The network cited Flanagan as saying he had suffered racial discrimination, sexual harassment and bullying at work. He had been attacked by black men and white women, and for being a gay black man, he said.
“The church shooting was the tipping point ... but my anger has been building steadily,” ABC News cited the fax as saying. “I’ve been a human powder keg for a while ... just waiting to go BOOM!”
The on-air shooting occurred at about 6:45am EDT (1045 GMT) at Bridgewater Plaza, a Smith Mountain Lake recreation site about 200 miles (320km) southwest of Washington.
The broadcast was abruptly interrupted by the sound of gunshots as Parker and the woman being interviewed, Vicki Gardner, executive director of the Smith Mountain Lake Regional Chamber of Commerce, screamed and ducked for cover.
Hours after the shooting, someone claiming to have filmed it posted video online. The videos were posted to a Twitter account and on Facebook by a man identifying himself as Bryce Williams, which was Flanagan’s on-air name.
The videos were removed shortly afterward. One video clearly showed a handgun as the person filming approached the woman reporter.
The person purporting to be Williams also posted, “I filmed the shooting see Facebook” as well as saying one of the victims had “made racist comments.”
In the fax to ABC News, Flanagan praised shooters who had carried out mass killings at Virginia Tech University in 2007 and at Colorado’s Columbine High School in 1999.
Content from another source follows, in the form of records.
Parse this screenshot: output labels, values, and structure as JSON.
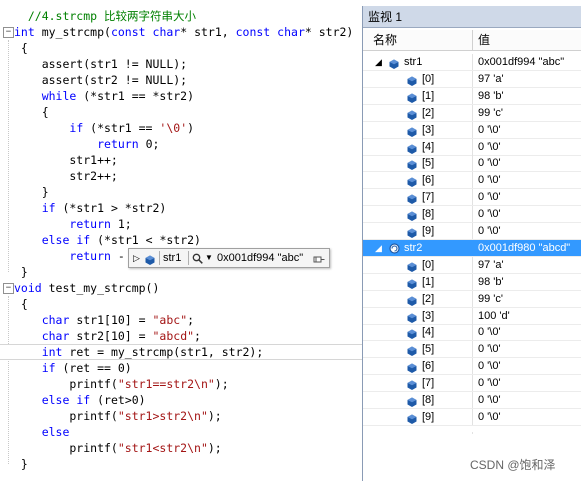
{
  "editor": {
    "lines": [
      {
        "fold": "",
        "tokens": [
          {
            "t": "  //4.strcmp 比较两字符串大小",
            "c": "cmt"
          }
        ]
      },
      {
        "fold": "−",
        "tokens": [
          {
            "t": "int",
            "c": "kw"
          },
          {
            "t": " my_strcmp(",
            "c": ""
          },
          {
            "t": "const",
            "c": "kw"
          },
          {
            "t": " ",
            "c": ""
          },
          {
            "t": "char",
            "c": "kw"
          },
          {
            "t": "* str1, ",
            "c": ""
          },
          {
            "t": "const",
            "c": "kw"
          },
          {
            "t": " ",
            "c": ""
          },
          {
            "t": "char",
            "c": "kw"
          },
          {
            "t": "* str2)",
            "c": ""
          }
        ]
      },
      {
        "fold": "",
        "tokens": [
          {
            "t": " {",
            "c": ""
          }
        ]
      },
      {
        "fold": "",
        "tokens": [
          {
            "t": "    assert(str1 != NULL);",
            "c": ""
          }
        ]
      },
      {
        "fold": "",
        "tokens": [
          {
            "t": "    assert(str2 != NULL);",
            "c": ""
          }
        ]
      },
      {
        "fold": "",
        "tokens": [
          {
            "t": "    ",
            "c": ""
          },
          {
            "t": "while",
            "c": "kw"
          },
          {
            "t": " (*str1 == *str2)",
            "c": ""
          }
        ]
      },
      {
        "fold": "",
        "tokens": [
          {
            "t": "    {",
            "c": ""
          }
        ]
      },
      {
        "fold": "",
        "tokens": [
          {
            "t": "        ",
            "c": ""
          },
          {
            "t": "if",
            "c": "kw"
          },
          {
            "t": " (*str1 == ",
            "c": ""
          },
          {
            "t": "'\\0'",
            "c": "str"
          },
          {
            "t": ")",
            "c": ""
          }
        ]
      },
      {
        "fold": "",
        "tokens": [
          {
            "t": "            ",
            "c": ""
          },
          {
            "t": "return",
            "c": "kw"
          },
          {
            "t": " 0;",
            "c": ""
          }
        ]
      },
      {
        "fold": "",
        "tokens": [
          {
            "t": "        str1++;",
            "c": ""
          }
        ]
      },
      {
        "fold": "",
        "tokens": [
          {
            "t": "        str2++;",
            "c": ""
          }
        ]
      },
      {
        "fold": "",
        "tokens": [
          {
            "t": "    }",
            "c": ""
          }
        ]
      },
      {
        "fold": "",
        "tokens": [
          {
            "t": "    ",
            "c": ""
          },
          {
            "t": "if",
            "c": "kw"
          },
          {
            "t": " (*str1 > *str2)",
            "c": ""
          }
        ]
      },
      {
        "fold": "",
        "tokens": [
          {
            "t": "        ",
            "c": ""
          },
          {
            "t": "return",
            "c": "kw"
          },
          {
            "t": " 1;",
            "c": ""
          }
        ]
      },
      {
        "fold": "",
        "tokens": [
          {
            "t": "    ",
            "c": ""
          },
          {
            "t": "else",
            "c": "kw"
          },
          {
            "t": " ",
            "c": ""
          },
          {
            "t": "if",
            "c": "kw"
          },
          {
            "t": " (*str1 < *str2)",
            "c": ""
          }
        ]
      },
      {
        "fold": "",
        "tokens": [
          {
            "t": "        ",
            "c": ""
          },
          {
            "t": "return",
            "c": "kw"
          },
          {
            "t": " -",
            "c": ""
          }
        ]
      },
      {
        "fold": "",
        "tokens": [
          {
            "t": " }",
            "c": ""
          }
        ]
      },
      {
        "fold": "−",
        "tokens": [
          {
            "t": "void",
            "c": "kw"
          },
          {
            "t": " test_my_strcmp()",
            "c": ""
          }
        ]
      },
      {
        "fold": "",
        "tokens": [
          {
            "t": " {",
            "c": ""
          }
        ]
      },
      {
        "fold": "",
        "tokens": [
          {
            "t": "    ",
            "c": ""
          },
          {
            "t": "char",
            "c": "kw"
          },
          {
            "t": " str1[10] = ",
            "c": ""
          },
          {
            "t": "\"abc\"",
            "c": "str"
          },
          {
            "t": ";",
            "c": ""
          }
        ]
      },
      {
        "fold": "",
        "tokens": [
          {
            "t": "    ",
            "c": ""
          },
          {
            "t": "char",
            "c": "kw"
          },
          {
            "t": " str2[10] = ",
            "c": ""
          },
          {
            "t": "\"abcd\"",
            "c": "str"
          },
          {
            "t": ";",
            "c": ""
          }
        ]
      },
      {
        "fold": "",
        "tokens": [
          {
            "t": "    ",
            "c": ""
          },
          {
            "t": "int",
            "c": "kw"
          },
          {
            "t": " ret = my_strcmp(str1, str2);",
            "c": ""
          }
        ]
      },
      {
        "fold": "",
        "tokens": [
          {
            "t": "    ",
            "c": ""
          },
          {
            "t": "if",
            "c": "kw"
          },
          {
            "t": " (ret == 0)",
            "c": ""
          }
        ]
      },
      {
        "fold": "",
        "tokens": [
          {
            "t": "        printf(",
            "c": ""
          },
          {
            "t": "\"str1==str2\\n\"",
            "c": "str"
          },
          {
            "t": ");",
            "c": ""
          }
        ]
      },
      {
        "fold": "",
        "tokens": [
          {
            "t": "    ",
            "c": ""
          },
          {
            "t": "else",
            "c": "kw"
          },
          {
            "t": " ",
            "c": ""
          },
          {
            "t": "if",
            "c": "kw"
          },
          {
            "t": " (ret>0)",
            "c": ""
          }
        ]
      },
      {
        "fold": "",
        "tokens": [
          {
            "t": "        printf(",
            "c": ""
          },
          {
            "t": "\"str1>str2\\n\"",
            "c": "str"
          },
          {
            "t": ");",
            "c": ""
          }
        ]
      },
      {
        "fold": "",
        "tokens": [
          {
            "t": "    ",
            "c": ""
          },
          {
            "t": "else",
            "c": "kw"
          },
          {
            "t": "",
            "c": ""
          }
        ]
      },
      {
        "fold": "",
        "tokens": [
          {
            "t": "        printf(",
            "c": ""
          },
          {
            "t": "\"str1<str2\\n\"",
            "c": "str"
          },
          {
            "t": ");",
            "c": ""
          }
        ]
      },
      {
        "fold": "",
        "tokens": [
          {
            "t": " }",
            "c": ""
          }
        ]
      }
    ]
  },
  "datatip": {
    "pin_icon": "pin-icon",
    "name": "str1",
    "value": "0x001df994 \"abc\"",
    "expand_icon": "expand-triangle-icon",
    "search_icon": "magnifier-icon",
    "dropdown_icon": "dropdown-arrow-icon"
  },
  "watch": {
    "title": "监视 1",
    "col_name": "名称",
    "col_value": "值",
    "rows": [
      {
        "level": 0,
        "expander": "◢",
        "name": "str1",
        "value": "0x001df994 \"abc\"",
        "selected": false,
        "icon": "variable-cube-icon"
      },
      {
        "level": 1,
        "expander": "",
        "name": "[0]",
        "value": "97 'a'",
        "selected": false,
        "icon": "variable-cube-icon"
      },
      {
        "level": 1,
        "expander": "",
        "name": "[1]",
        "value": "98 'b'",
        "selected": false,
        "icon": "variable-cube-icon"
      },
      {
        "level": 1,
        "expander": "",
        "name": "[2]",
        "value": "99 'c'",
        "selected": false,
        "icon": "variable-cube-icon"
      },
      {
        "level": 1,
        "expander": "",
        "name": "[3]",
        "value": "0 '\\0'",
        "selected": false,
        "icon": "variable-cube-icon"
      },
      {
        "level": 1,
        "expander": "",
        "name": "[4]",
        "value": "0 '\\0'",
        "selected": false,
        "icon": "variable-cube-icon"
      },
      {
        "level": 1,
        "expander": "",
        "name": "[5]",
        "value": "0 '\\0'",
        "selected": false,
        "icon": "variable-cube-icon"
      },
      {
        "level": 1,
        "expander": "",
        "name": "[6]",
        "value": "0 '\\0'",
        "selected": false,
        "icon": "variable-cube-icon"
      },
      {
        "level": 1,
        "expander": "",
        "name": "[7]",
        "value": "0 '\\0'",
        "selected": false,
        "icon": "variable-cube-icon"
      },
      {
        "level": 1,
        "expander": "",
        "name": "[8]",
        "value": "0 '\\0'",
        "selected": false,
        "icon": "variable-cube-icon"
      },
      {
        "level": 1,
        "expander": "",
        "name": "[9]",
        "value": "0 '\\0'",
        "selected": false,
        "icon": "variable-cube-icon"
      },
      {
        "level": 0,
        "expander": "◢",
        "name": "str2",
        "value": "0x001df980 \"abcd\"",
        "selected": true,
        "icon": "variable-refresh-icon"
      },
      {
        "level": 1,
        "expander": "",
        "name": "[0]",
        "value": "97 'a'",
        "selected": false,
        "icon": "variable-cube-icon"
      },
      {
        "level": 1,
        "expander": "",
        "name": "[1]",
        "value": "98 'b'",
        "selected": false,
        "icon": "variable-cube-icon"
      },
      {
        "level": 1,
        "expander": "",
        "name": "[2]",
        "value": "99 'c'",
        "selected": false,
        "icon": "variable-cube-icon"
      },
      {
        "level": 1,
        "expander": "",
        "name": "[3]",
        "value": "100 'd'",
        "selected": false,
        "icon": "variable-cube-icon"
      },
      {
        "level": 1,
        "expander": "",
        "name": "[4]",
        "value": "0 '\\0'",
        "selected": false,
        "icon": "variable-cube-icon"
      },
      {
        "level": 1,
        "expander": "",
        "name": "[5]",
        "value": "0 '\\0'",
        "selected": false,
        "icon": "variable-cube-icon"
      },
      {
        "level": 1,
        "expander": "",
        "name": "[6]",
        "value": "0 '\\0'",
        "selected": false,
        "icon": "variable-cube-icon"
      },
      {
        "level": 1,
        "expander": "",
        "name": "[7]",
        "value": "0 '\\0'",
        "selected": false,
        "icon": "variable-cube-icon"
      },
      {
        "level": 1,
        "expander": "",
        "name": "[8]",
        "value": "0 '\\0'",
        "selected": false,
        "icon": "variable-cube-icon"
      },
      {
        "level": 1,
        "expander": "",
        "name": "[9]",
        "value": "0 '\\0'",
        "selected": false,
        "icon": "variable-cube-icon"
      }
    ]
  },
  "watermark": "CSDN @饱和泽",
  "colors": {
    "keyword": "#0000ff",
    "string": "#a31515",
    "comment": "#008000",
    "selection": "#3399ff",
    "watch_title_bar": "#cfd9e8",
    "variable_icon": "#1e5aa8"
  }
}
ABC News said Flanagan called the network shortly after 10am. Flanagan said he had shot two people, police were after him and then hung up. ABC News then contacted authorities and turned over the fax, which had arrived about 90 minutes earlier, the network said.
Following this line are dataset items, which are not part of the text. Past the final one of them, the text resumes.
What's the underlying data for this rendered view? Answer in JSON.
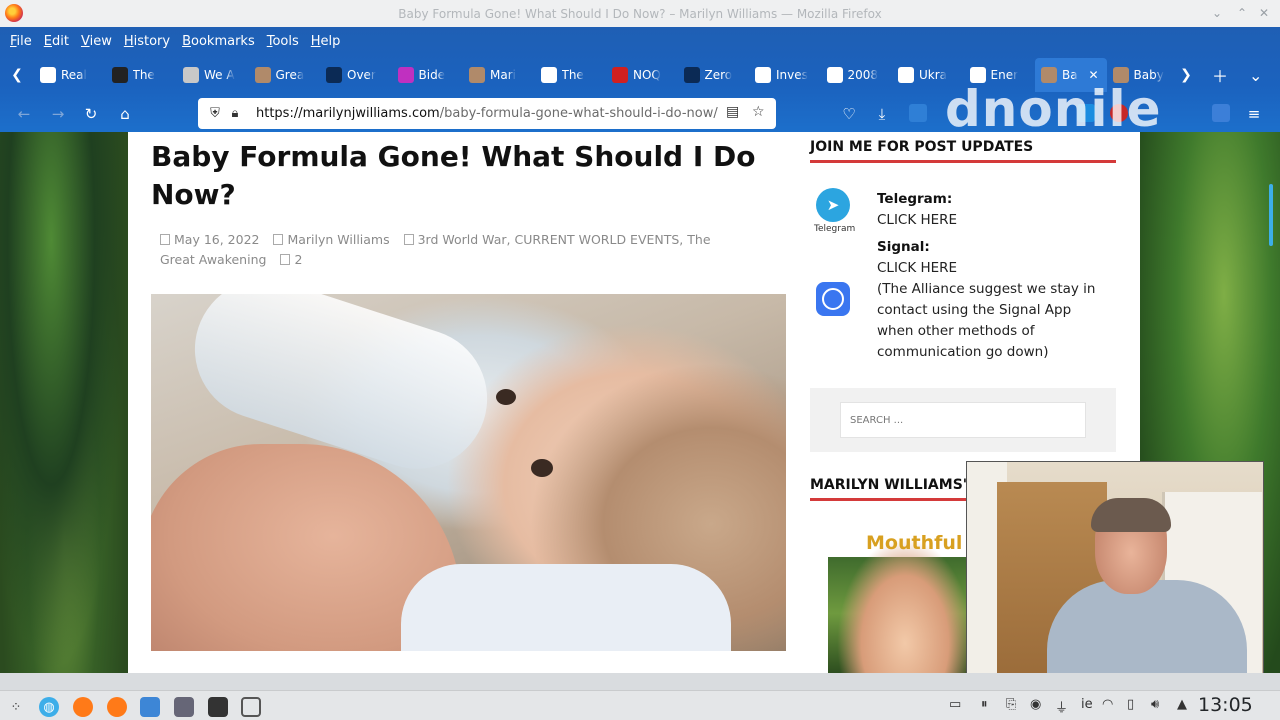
{
  "window": {
    "title": "Baby Formula Gone! What Should I Do Now? – Marilyn Williams — Mozilla Firefox"
  },
  "menu": [
    "File",
    "Edit",
    "View",
    "History",
    "Bookmarks",
    "Tools",
    "Help"
  ],
  "tabs": [
    {
      "label": "Real",
      "color": "#ffffff"
    },
    {
      "label": "The",
      "color": "#222222"
    },
    {
      "label": "We A",
      "color": "#c8c8c8"
    },
    {
      "label": "Grea",
      "color": "#b08a6a"
    },
    {
      "label": "Over",
      "color": "#0b2a55"
    },
    {
      "label": "Bide",
      "color": "#c030c0"
    },
    {
      "label": "Mari",
      "color": "#b08a6a"
    },
    {
      "label": "The",
      "color": "#ffffff"
    },
    {
      "label": "NOQ",
      "color": "#d02020"
    },
    {
      "label": "Zero",
      "color": "#0b2a55"
    },
    {
      "label": "Inves",
      "color": "#ffffff"
    },
    {
      "label": "2008",
      "color": "#ffffff"
    },
    {
      "label": "Ukra",
      "color": "#ffffff"
    },
    {
      "label": "Ener",
      "color": "#ffffff"
    },
    {
      "label": "Ba",
      "color": "#b08a6a",
      "active": true
    },
    {
      "label": "Baby",
      "color": "#b08a6a"
    }
  ],
  "urlbar": {
    "host": "https://marilynjwilliams.com",
    "path": "/baby-formula-gone-what-should-i-do-now/"
  },
  "overlay_logo": "dnonile",
  "article": {
    "title": "Baby Formula Gone! What Should I Do Now?",
    "date": "May 16, 2022",
    "author": "Marilyn Williams",
    "categories": "3rd World War, CURRENT WORLD EVENTS, The Great Awakening",
    "comments": "2"
  },
  "sidebar": {
    "join_heading": "JOIN ME FOR POST UPDATES",
    "telegram_caption": "Telegram",
    "telegram_label": "Telegram:",
    "telegram_link": "CLICK HERE",
    "signal_label": "Signal:",
    "signal_link": "CLICK HERE",
    "signal_note": "(The Alliance suggest we stay in contact using the Signal App when other methods of communication go down)",
    "search_placeholder": "SEARCH ...",
    "williams_heading": "MARILYN WILLIAMS'",
    "book_title": "Mouthful"
  },
  "taskbar": {
    "keyboard_layout": "ie",
    "time": "13:05"
  },
  "colors": {
    "chrome_blue": "#1b62be",
    "accent_red": "#d43a3a",
    "telegram": "#2ca5e0",
    "signal": "#3a76f0"
  }
}
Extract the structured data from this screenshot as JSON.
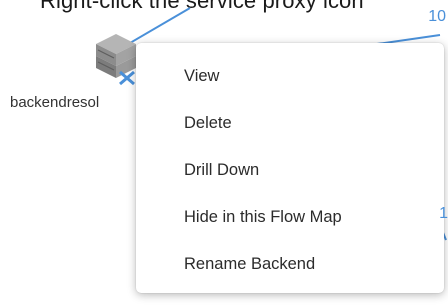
{
  "caption": {
    "text": "Right-click the service proxy icon"
  },
  "flow_map": {
    "edge_label_top": "10",
    "edge_label_right": "1",
    "node": {
      "label": "backendresol",
      "icon": "server-stack-icon"
    }
  },
  "context_menu": {
    "items": [
      {
        "label": "View"
      },
      {
        "label": "Delete"
      },
      {
        "label": "Drill Down"
      },
      {
        "label": "Hide in this Flow Map"
      },
      {
        "label": "Rename Backend"
      }
    ]
  },
  "colors": {
    "flow_line": "#4a90d9",
    "node_icon_gray": "#8c8c8c",
    "menu_text": "#2b2b2b"
  }
}
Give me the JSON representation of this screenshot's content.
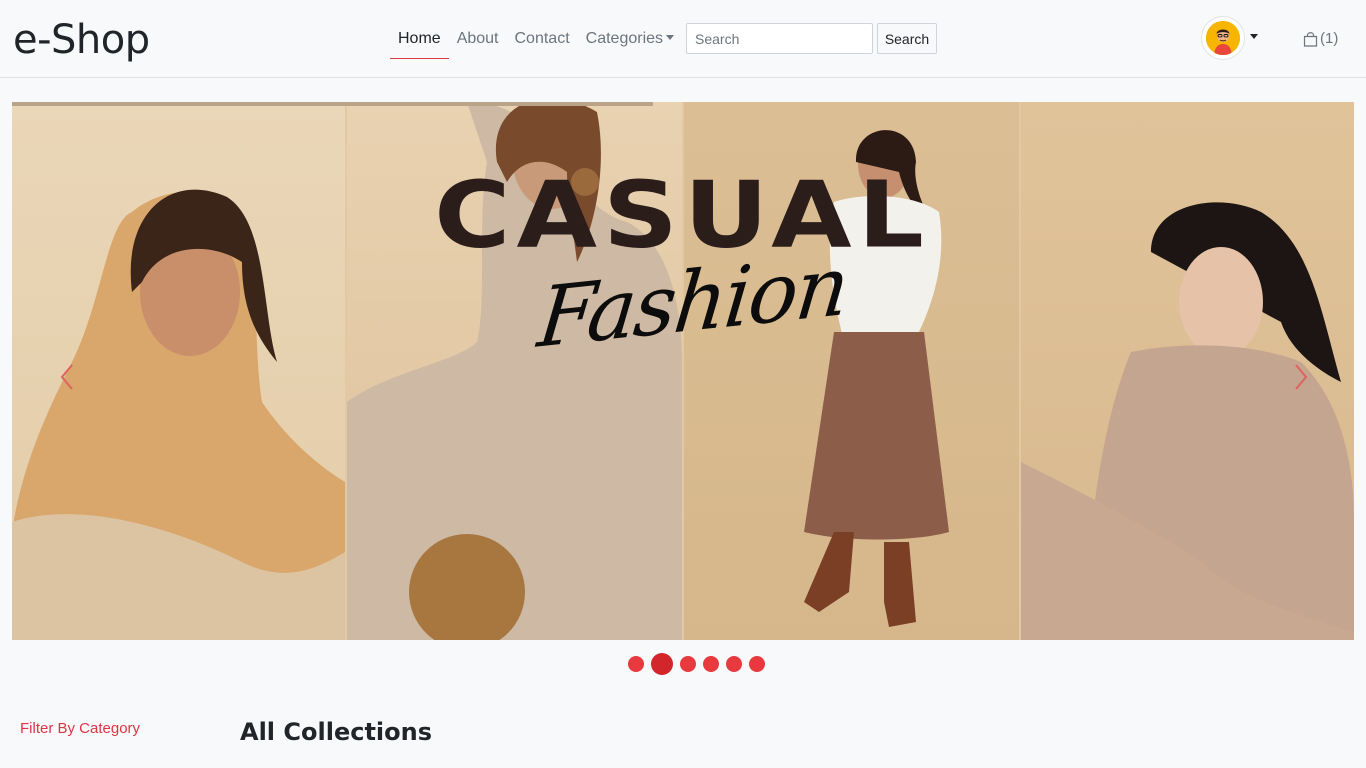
{
  "brand": "e-Shop",
  "nav": {
    "home": "Home",
    "about": "About",
    "contact": "Contact",
    "categories": "Categories"
  },
  "search": {
    "placeholder": "Search",
    "button": "Search"
  },
  "cart": {
    "count_label": "(1)"
  },
  "carousel": {
    "headline": "CASUAL",
    "script": "Fashion",
    "slide_count": 6,
    "active_slide": 2
  },
  "sidebar": {
    "filter_title": "Filter By Category"
  },
  "main": {
    "section_title": "All Collections"
  },
  "colors": {
    "accent": "#dc3545",
    "indicator": "#e8393f"
  }
}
Flanagan shot himself as Virginia State Police were closing in on a rental car on Interstate 66 in Fauquier County, WDBJ7 said. Virginia state police said the suspect refused to stop when spotted by troopers and sped away.
Minutes later, the suspect’s vehicle ran off the road and crashed, police said in a statement, adding the troopers approached the vehicle and found the driver with a gunshot wound. He was taken to Inova Fairfax Hospital near Washington, where he died.
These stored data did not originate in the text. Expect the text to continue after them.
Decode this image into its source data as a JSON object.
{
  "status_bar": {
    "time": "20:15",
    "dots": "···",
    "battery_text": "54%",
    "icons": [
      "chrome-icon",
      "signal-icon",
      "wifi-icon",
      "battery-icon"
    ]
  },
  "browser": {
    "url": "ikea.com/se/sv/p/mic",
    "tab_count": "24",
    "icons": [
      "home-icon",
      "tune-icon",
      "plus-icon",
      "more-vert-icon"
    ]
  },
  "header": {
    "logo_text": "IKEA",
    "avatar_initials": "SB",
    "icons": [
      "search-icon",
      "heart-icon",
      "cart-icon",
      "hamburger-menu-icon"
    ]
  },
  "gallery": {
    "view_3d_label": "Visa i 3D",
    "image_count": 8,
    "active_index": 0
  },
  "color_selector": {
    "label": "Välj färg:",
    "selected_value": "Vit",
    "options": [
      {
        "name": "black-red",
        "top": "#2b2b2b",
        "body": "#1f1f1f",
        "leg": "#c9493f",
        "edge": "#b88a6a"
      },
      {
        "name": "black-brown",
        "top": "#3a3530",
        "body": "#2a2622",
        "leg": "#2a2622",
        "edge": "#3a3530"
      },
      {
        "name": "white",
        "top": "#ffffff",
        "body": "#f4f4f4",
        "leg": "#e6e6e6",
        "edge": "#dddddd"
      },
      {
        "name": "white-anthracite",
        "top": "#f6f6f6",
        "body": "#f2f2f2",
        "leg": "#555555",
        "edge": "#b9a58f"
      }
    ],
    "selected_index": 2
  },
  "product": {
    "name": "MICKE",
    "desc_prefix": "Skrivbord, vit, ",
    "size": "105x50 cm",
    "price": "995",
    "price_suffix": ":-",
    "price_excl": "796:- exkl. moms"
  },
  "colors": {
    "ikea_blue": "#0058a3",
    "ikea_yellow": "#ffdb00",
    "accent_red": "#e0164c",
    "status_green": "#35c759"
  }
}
“It’s obvious that this gentleman was disturbed in some way at the way things had transpired at some part of his life,” Overton told a news conference.
“It appears things were spiralling out of control, but we’re still looking into that,” he said. “We still have a lengthy investigation to conduct and that’s our focus as we move forward.”
Flanagan had sued another station where he worked in Florida, alleging he had been discriminated against because he was black.
Flanagan said he was called a “monkey” by a producer in a lawsuit filed in federal court against a Tallahassee station, WTWC, in 2000. He also said a supervisor at the station called black people lazy. The Florida case was settled and dismissed the next year, court records show.
WDBJ7 President and General Manager Jeff Marks said he could not figure out a particular connection between Flanagan and the two dead journalists.
Speaking to CNN about Flanagan, he added, “Do you imagine that everyone who leaves your company under difficult circumstances is going to take aim?”
“Why were they (Parker and Ward) the targets, and not I or somebody else in management?” he said.